The first line contains a single integer $$$t$$$ ($$$1\le t \le 100$$$)  — the number of test cases. Then $$$t$$$ test cases follow.

The first line of each test case contains three integers $$$n_r,n_g,n_b$$$ ($$$1\le n_r,n_g,n_b\le 10^5$$$)  — the number of red gems, green gems and blue gems respectively.

The second line of each test case contains $$$n_r$$$ integers $$$r_1,r_2,\ldots,r_{n_r}$$$ ($$$1\le r_i \le 10^9$$$)  — $$$r_i$$$ is the weight of the $$$i$$$-th red gem.

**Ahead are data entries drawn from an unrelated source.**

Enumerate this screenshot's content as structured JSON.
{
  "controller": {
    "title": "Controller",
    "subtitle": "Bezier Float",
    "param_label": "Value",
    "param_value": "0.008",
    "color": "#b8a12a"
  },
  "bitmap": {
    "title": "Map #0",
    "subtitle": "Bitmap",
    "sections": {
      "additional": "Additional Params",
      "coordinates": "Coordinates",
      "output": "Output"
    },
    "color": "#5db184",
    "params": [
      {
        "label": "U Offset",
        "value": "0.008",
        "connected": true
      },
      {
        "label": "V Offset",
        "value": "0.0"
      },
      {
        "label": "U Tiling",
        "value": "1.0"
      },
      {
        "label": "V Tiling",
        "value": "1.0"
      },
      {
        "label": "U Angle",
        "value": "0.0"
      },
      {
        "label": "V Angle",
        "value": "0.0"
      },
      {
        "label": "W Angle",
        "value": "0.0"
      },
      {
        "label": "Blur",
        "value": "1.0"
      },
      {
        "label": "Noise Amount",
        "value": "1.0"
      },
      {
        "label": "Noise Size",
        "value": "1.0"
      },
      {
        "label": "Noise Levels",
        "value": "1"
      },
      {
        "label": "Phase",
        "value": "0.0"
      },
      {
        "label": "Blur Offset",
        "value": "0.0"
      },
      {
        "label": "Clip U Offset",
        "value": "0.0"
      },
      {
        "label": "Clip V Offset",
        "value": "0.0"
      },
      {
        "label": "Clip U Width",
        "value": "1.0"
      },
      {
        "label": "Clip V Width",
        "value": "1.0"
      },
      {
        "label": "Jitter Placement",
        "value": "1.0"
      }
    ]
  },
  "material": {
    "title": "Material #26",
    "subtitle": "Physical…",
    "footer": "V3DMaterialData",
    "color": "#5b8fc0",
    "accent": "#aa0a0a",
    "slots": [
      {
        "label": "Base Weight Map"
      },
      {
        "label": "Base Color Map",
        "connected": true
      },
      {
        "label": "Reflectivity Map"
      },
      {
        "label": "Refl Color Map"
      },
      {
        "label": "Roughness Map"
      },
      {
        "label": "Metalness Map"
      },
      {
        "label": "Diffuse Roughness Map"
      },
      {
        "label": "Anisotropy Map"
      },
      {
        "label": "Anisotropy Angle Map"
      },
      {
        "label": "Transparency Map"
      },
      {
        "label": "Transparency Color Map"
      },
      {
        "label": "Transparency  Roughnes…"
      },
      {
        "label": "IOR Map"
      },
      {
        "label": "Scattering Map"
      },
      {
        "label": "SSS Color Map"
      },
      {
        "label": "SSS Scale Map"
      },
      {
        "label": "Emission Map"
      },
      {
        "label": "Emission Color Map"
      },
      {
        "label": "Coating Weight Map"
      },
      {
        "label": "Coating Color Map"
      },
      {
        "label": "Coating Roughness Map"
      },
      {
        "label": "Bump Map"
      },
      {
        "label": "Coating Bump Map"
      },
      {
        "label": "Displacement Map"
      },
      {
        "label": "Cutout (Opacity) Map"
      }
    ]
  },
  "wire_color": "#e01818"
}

The third line of each test case contains $$$n_g$$$ integers $$$g_1,g_2,\ldots,g_{n_g}$$$ ($$$1\le g_i \le 10^9$$$)  — $$$g_i$$$ is the weight of the $$$i$$$-th green gem.

The fourth line of each test case contains $$$n_b$$$ integers $$$b_1,b_2,\ldots,b_{n_b}$$$ ($$$1\le b_i \le 10^9$$$)  — $$$b_i$$$ is the weight of the $$$i$$$-th blue gem.

It is guaranteed that $$$\sum n_r \le 10^5$$$, $$$\sum n_g \le 10^5$$$, $$$\sum n_b \le 10^5$$$ (the sum for all test cases).